Prabowo Soroti Ketiadaan Audit Anak Usaha BUMN: “Peraturan Dari Mana?”
Menteri Pertahanan dan calon presiden terpilih, Prabowo Subianto, menyatakan keheranannya atas ketiadaan audit terhadap anak usaha Badan Usaha Milik Negara (BUMN). Pernyataan ini dilontarkan dalam sebuah forum penting, menandakan sorotan tajam terhadap tata kelola perusahaan pelat merah yang memiliki peran vital bagi perekonomian nasional.
Dalam kesempatan tersebut, Prabowo secara tegas mempertanyakan dasar hukum di balik praktik ini, dengan nada heran dan sedikit frustrasi. Ia menyoroti potensi celah yang bisa dimanfaatkan jika tidak ada mekanisme pengawasan yang memadai terhadap entitas-entitas bisnis yang sejatinya adalah perpanjangan tangan negara.

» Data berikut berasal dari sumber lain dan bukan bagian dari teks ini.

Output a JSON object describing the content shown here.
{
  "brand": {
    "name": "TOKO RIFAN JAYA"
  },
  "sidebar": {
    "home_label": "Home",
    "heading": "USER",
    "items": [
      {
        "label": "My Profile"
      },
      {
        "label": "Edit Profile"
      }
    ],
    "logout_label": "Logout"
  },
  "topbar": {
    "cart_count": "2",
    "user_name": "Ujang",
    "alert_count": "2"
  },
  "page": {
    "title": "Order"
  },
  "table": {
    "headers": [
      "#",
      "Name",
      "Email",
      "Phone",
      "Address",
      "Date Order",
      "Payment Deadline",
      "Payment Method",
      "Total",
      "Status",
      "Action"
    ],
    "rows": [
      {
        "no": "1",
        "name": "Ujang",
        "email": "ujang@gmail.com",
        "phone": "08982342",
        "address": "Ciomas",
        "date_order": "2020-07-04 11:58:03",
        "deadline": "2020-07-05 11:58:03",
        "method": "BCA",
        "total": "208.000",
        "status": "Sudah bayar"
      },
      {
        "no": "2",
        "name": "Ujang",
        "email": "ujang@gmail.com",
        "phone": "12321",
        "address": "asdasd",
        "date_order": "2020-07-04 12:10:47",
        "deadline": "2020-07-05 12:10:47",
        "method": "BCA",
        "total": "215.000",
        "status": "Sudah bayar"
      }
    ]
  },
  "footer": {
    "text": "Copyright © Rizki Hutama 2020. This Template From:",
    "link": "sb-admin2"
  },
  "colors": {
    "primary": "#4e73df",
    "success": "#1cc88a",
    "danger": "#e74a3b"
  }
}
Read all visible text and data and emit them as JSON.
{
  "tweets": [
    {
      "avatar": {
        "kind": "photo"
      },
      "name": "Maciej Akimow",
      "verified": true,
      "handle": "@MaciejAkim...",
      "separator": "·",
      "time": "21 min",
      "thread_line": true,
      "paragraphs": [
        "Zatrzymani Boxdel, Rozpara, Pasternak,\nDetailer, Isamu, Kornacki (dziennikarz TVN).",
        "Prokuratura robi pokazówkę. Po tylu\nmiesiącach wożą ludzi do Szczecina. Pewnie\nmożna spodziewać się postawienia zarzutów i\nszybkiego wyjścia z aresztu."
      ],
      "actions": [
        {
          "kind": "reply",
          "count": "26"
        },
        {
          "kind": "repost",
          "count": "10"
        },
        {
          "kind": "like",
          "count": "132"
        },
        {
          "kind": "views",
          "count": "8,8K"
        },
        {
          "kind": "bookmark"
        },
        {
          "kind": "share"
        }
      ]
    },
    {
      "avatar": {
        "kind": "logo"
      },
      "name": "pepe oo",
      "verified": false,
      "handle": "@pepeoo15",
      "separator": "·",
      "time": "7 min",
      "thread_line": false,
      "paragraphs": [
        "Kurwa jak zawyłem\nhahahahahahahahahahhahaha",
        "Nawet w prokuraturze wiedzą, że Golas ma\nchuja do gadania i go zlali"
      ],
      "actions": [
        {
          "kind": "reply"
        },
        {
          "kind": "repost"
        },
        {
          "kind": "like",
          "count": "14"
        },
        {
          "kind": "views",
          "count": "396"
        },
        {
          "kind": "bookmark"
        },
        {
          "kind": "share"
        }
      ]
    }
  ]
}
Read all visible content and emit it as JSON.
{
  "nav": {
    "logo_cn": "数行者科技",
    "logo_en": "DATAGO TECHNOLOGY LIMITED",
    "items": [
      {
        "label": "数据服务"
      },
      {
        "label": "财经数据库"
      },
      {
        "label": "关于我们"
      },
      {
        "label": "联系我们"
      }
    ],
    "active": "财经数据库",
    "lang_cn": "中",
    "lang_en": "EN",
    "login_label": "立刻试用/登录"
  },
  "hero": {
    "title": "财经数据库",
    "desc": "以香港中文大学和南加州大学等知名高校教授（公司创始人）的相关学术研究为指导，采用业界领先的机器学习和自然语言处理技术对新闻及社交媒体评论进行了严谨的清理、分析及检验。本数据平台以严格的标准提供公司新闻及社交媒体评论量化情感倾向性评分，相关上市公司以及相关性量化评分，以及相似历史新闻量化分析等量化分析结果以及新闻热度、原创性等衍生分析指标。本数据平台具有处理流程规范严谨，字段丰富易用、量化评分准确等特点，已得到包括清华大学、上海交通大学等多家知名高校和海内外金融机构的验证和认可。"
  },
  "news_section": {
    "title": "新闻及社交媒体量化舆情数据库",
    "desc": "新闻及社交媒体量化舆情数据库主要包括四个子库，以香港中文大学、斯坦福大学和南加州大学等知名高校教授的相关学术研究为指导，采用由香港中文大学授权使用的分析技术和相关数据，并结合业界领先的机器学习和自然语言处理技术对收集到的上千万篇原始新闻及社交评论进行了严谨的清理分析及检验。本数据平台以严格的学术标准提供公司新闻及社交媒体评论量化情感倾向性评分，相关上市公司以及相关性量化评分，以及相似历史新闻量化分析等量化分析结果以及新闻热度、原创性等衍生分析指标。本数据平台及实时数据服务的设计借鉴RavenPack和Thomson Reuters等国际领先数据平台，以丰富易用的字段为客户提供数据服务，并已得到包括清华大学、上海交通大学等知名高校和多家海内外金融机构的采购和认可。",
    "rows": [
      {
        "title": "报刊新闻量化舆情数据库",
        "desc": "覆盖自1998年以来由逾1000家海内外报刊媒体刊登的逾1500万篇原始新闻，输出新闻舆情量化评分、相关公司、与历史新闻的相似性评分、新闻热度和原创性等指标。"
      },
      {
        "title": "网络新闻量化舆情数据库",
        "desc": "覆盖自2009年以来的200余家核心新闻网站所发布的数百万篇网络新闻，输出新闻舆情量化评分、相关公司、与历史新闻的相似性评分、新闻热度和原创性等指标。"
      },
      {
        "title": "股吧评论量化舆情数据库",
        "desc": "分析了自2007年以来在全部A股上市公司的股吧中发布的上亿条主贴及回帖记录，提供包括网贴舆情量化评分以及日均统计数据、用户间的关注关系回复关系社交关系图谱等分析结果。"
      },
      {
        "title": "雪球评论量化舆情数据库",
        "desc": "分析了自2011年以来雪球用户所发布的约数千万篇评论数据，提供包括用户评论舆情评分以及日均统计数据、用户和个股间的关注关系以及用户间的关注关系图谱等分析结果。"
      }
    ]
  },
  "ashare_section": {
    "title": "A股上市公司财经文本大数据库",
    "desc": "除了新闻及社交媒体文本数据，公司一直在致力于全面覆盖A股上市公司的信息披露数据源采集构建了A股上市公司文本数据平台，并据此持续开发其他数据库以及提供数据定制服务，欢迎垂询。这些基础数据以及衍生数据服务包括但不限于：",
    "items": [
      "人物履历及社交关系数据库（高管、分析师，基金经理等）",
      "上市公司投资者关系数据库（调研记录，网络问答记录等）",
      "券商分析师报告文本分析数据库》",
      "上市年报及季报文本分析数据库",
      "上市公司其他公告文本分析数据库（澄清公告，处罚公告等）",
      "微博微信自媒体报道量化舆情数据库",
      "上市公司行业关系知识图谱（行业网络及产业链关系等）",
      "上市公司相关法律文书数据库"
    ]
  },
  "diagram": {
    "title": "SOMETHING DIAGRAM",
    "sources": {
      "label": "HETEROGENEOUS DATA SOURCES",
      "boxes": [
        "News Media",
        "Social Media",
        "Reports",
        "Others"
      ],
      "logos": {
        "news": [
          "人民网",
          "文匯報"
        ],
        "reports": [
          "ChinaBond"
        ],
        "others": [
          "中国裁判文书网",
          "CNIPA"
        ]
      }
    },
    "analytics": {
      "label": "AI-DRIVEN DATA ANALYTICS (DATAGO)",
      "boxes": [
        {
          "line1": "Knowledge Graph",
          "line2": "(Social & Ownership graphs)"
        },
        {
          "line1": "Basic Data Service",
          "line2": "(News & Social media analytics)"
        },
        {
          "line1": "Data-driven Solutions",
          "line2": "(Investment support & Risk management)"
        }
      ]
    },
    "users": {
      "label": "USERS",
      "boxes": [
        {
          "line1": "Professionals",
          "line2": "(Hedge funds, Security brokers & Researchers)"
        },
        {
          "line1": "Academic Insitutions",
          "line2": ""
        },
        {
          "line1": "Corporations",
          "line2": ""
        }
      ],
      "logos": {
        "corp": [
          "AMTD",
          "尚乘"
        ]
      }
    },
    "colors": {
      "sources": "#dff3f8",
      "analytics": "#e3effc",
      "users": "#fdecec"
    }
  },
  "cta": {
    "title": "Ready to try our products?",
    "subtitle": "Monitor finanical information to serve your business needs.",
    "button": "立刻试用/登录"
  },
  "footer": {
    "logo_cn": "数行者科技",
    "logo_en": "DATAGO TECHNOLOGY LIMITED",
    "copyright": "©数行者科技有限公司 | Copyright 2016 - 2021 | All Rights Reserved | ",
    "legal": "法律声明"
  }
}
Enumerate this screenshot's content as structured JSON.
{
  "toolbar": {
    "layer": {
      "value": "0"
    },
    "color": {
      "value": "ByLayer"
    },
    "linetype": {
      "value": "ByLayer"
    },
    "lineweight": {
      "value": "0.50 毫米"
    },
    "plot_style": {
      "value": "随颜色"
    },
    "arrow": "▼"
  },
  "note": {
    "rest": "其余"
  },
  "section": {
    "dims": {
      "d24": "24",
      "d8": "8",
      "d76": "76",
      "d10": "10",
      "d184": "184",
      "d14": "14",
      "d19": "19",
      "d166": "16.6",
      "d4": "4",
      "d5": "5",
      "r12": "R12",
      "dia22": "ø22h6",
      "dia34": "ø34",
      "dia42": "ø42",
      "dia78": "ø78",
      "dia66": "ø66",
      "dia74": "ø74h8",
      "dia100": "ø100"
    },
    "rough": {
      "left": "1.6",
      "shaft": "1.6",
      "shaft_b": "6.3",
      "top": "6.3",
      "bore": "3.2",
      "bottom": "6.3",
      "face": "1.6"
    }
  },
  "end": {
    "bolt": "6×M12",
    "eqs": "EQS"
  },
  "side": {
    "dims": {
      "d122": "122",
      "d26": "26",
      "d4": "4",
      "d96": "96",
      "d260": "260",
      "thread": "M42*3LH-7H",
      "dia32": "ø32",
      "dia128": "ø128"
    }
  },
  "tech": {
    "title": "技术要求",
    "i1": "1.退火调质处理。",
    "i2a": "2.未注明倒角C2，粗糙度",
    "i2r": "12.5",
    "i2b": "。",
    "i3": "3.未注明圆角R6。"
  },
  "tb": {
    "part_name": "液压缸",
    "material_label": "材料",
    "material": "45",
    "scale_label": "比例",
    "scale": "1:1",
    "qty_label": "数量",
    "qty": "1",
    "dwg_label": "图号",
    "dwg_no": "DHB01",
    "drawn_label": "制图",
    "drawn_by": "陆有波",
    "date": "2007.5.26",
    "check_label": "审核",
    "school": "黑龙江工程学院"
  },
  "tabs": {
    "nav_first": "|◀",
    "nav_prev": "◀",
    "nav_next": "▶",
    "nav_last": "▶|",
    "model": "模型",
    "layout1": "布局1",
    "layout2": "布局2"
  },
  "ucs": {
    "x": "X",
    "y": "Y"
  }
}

“Saya heran. Aturan dari mana ini yang tidak memperbolehkan mengaudit anak usaha BUMN? Padahal, uang negara ada di sana, potensi kerugian negara juga besar. Ini harus kita luruskan,” ujar Prabowo, seperti dikutip dari berbagai sumber yang meliput acara tersebut.
Sorotan di Forum Nasional
Pernyataan Prabowo tersebut disampaikan saat berbicara di hadapan para pemangku kepentingan dan pelaku ekonomi dalam Konferensi Ekonomi Nasional yang diselenggarakan di Jakarta pada 11 March 2026. Ia menggarisbawahi pentingnya transparansi dan akuntabilitas dalam setiap lini bisnis yang melibatkan modal negara, termasuk anak cucu perusahaan BUMN.
Isu audit anak usaha BUMN bukanlah hal baru. Namun, desakan untuk meninjau kembali regulasi terkait semakin menguat, terutama mengingat peran strategis BUMN dalam menggerakkan roda perekonomian dan pembangunan infrastruktur. Prabowo menekankan bahwa pengawasan ketat adalah kunci untuk mencegah praktik korupsi dan inefisiensi yang merugikan keuangan negara dan kepercayaan publik.
Sebagai entitas yang sebagian atau seluruh modalnya dimiliki negara, BUMN beserta anak usahanya memiliki tanggung jawab besar terhadap publik. Oleh karena itu, mekanisme audit yang transparan dan independen sangat dibutuhkan untuk memastikan pengelolaan keuangan yang akuntabel.
Mendesaknya Transparansi dan Akuntabilitas
Anak usaha BUMN seringkali memiliki jangkauan bisnis yang sangat luas, mulai dari sektor energi, pertambangan, perbankan, hingga konstruksi. Dengan nilai aset dan omzet yang mencapai triliunan rupiah, ketiadaan audit yang komprehensif berpotensi membuka pintu bagi berbagai penyalahgunaan. Pengamat ekonomi dan tata kelola perusahaan telah lama menyuarakan kekhawatiran serupa.
Mereka berpendapat bahwa tanpa audit independen yang rutin, sulit untuk memastikan bahwa dana publik digunakan secara efisien dan sesuai peruntukannya. Risiko terjadinya praktik kartel, mark-up proyek, atau bahkan korupsi menjadi lebih tinggi. Data menunjukkan bahwa jumlah anak cucu perusahaan BUMN terus bertambah. Kementerian BUMN sendiri telah berupaya merestrukturisasi dan mengkonsolidasi beberapa entitas untuk meningkatkan efisiensi. Namun, pertanyaan mengenai pengawasan audit tetap menjadi pekerjaan rumah yang besar.
Diharapkan, sorotan yang dilontarkan Prabowo ini dapat menjadi momentum bagi pemerintah dan Dewan Perwakilan Rakyat (DPR) untuk segera meninjau ulang peraturan terkait. Revisi regulasi yang memungkinkan audit penuh terhadap anak usaha BUMN dinilai krusial demi menciptakan tata kelola perusahaan yang bersih, transparan, dan akuntabel, sejalan dengan semangat reformasi birokrasi dan pemberantasan korupsi. Langkah ini bukan hanya tentang kepatuhan, tetapi juga tentang membangun kepercayaan publik terhadap entitas bisnis milik negara yang memegang amanah besar dalam pembangunan bangsa.